Techno UE: Vestager, terreur des Gafa et encore plus puissante, attendue au tournant

AFP

11.9.2019 - 16:16

Bête noire des Gafa, la Danoise Margrethe Vestager a pris du galon au sein de la nouvelle Commission européenne: elle garde la Concurrence et récupère le Numérique, deux dossiers brûlants surveillés de près par Washington, ce qui laisse augurer d'une mission difficile.

Arrivée fin 2014 à Bruxelles, Mme Vestager, ex-ministre des Finances d'un petit pays européen, s'est rapidement fait un nom sur la scène internationale grâce à son intransigeance vis-à-vis des géants de la Silicon Valley.

Responsable depuis cinq ans de l'un des portefeuilles les plus importants de la Commission européenne, celui de la Concurrence, elle dispose contrairement à nombre de ses collègues d'un réel pouvoir de sanctions.

Elle a poursuivi plusieurs géants américains: sommé Apple à l'été 2016 de rembourser 13 milliards d'euros d'arriérés d'impôts à l'Irlande et mis Google à l'amende à plusieurs reprises pour abus de position dominante pour un montant de 8 milliards au total.

Le président américain Donald Trump, qui l'a surnommée la «Tax lady de l'UE», l'a accusée de détester son pays, ce dont elle s'est toujours défendue.

Son tableau de chasse et son aisance ont largement contribué à en faire une star de l'exécutif européen, ce qui explique sa promotion.

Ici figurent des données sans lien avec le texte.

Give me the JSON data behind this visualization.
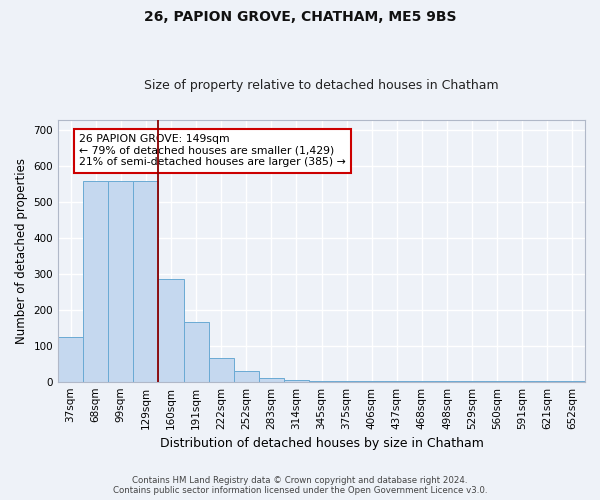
{
  "title": "26, PAPION GROVE, CHATHAM, ME5 9BS",
  "subtitle": "Size of property relative to detached houses in Chatham",
  "xlabel": "Distribution of detached houses by size in Chatham",
  "ylabel": "Number of detached properties",
  "bar_labels": [
    "37sqm",
    "68sqm",
    "99sqm",
    "129sqm",
    "160sqm",
    "191sqm",
    "222sqm",
    "252sqm",
    "283sqm",
    "314sqm",
    "345sqm",
    "375sqm",
    "406sqm",
    "437sqm",
    "468sqm",
    "498sqm",
    "529sqm",
    "560sqm",
    "591sqm",
    "621sqm",
    "652sqm"
  ],
  "bar_values": [
    125,
    560,
    560,
    560,
    285,
    165,
    65,
    30,
    10,
    5,
    3,
    3,
    3,
    3,
    2,
    2,
    2,
    2,
    2,
    2,
    3
  ],
  "bar_color": "#c5d8ef",
  "bar_edge_color": "#6aaad4",
  "annotation_text": "26 PAPION GROVE: 149sqm\n← 79% of detached houses are smaller (1,429)\n21% of semi-detached houses are larger (385) →",
  "annotation_box_color": "#ffffff",
  "annotation_box_edge_color": "#cc0000",
  "vline_x": 3.5,
  "vline_color": "#8b0000",
  "ylim": [
    0,
    730
  ],
  "yticks": [
    0,
    100,
    200,
    300,
    400,
    500,
    600,
    700
  ],
  "footer_line1": "Contains HM Land Registry data © Crown copyright and database right 2024.",
  "footer_line2": "Contains public sector information licensed under the Open Government Licence v3.0.",
  "background_color": "#eef2f8",
  "grid_color": "#ffffff",
  "title_fontsize": 10,
  "subtitle_fontsize": 9,
  "tick_fontsize": 7.5,
  "ylabel_fontsize": 8.5,
  "xlabel_fontsize": 9
}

Désormais vice-présidente exécutive de la Commission européenne, elle a gardé dans son escarcelle la Concurrence (à la surprise générale car une règle non écrite veut qu'un commissaire ne puisse pas garder deux fois le même portefeuille) tout en ayant désormais une mission supplémentaire: adapter l'Europe à l'ère numérique.

Avocats, lobbyistes et experts préviennent déjà que son mandat ne sera pas de tout repos: ses ennemis, qui ne sont pas seulement à Washington, sont prêts à en découdre, notamment devant la justice européenne.

La Cour de justice de l'UE à Luxembourg doit se pencher la semaine prochaine sur l'affaire Apple, qui a fait appel conjointement avec l'Irlande de la décision de la commissaire.

- «Eventuelles défaites» -

Or, dans ce cas emblématique, rien n'est gagné. La Cour du Luxembourg a déjà retoqué plusieurs décisions de Bruxelles.

«Mme Vestager a souvent dit qu'elle aimerait garder son poste jusqu'à ce que ses principales affaires soient jugées et elle y est parvenue», constate Alfonso Lamadrid, expert en droit de la concurrence au sein du cabinet Garrigues à Bruxelles.

«Leur résultat pourrait être décisif pour évaluer les années Vestager», ajoute M. Lamadrid, qui travaille pour les entreprises technologiques en guerre contre la Commission.

Un autre avocat, basé à Bruxelles et qui s'est battu contre Google, Thomas Vinje, remarque: «Si la Commission perd ces affaires, cela pourrait très probablement affecter sa volonté d'ouvrir d'autres cas».

«Dans tous les cas, elle devra se préparer à d'éventuelles défaites. Leur impact dépendra des arguments de la Cour», note l'un de ses confrères, Philippe Blanchard, associé du cabinet de conseil Brunswick Group à Bruxelles.

La Danoise est également très attendue sur la réforme des règles de la Concurrence, réclamée avec vigueur par Paris et Berlin après le veto de Vestager à la fusion dans le rail de l'allemand Siemens avec le français Alstom.

«Elle va devoir être fine politique: elle a déjà dit qu’une réforme de fond en comble n’était pas nécessaire et ne s'est pas beaucoup exposée», remarque M. Blanchard, qui a conseillé Siemens et Alstom sur leur fusion.

Dans un entretien à l'AFP mardi, Mme Vestager a dit vouloir «écouter très attentivement les différentes opinions» avant de changer toutes les règles.

Et d'ajouter: «C'est très important de garder à l'esprit les bénéfices de la concurrence, car cela vous permet de rester innovant. C'est la concurrence qui crée les champions dont on a besoin».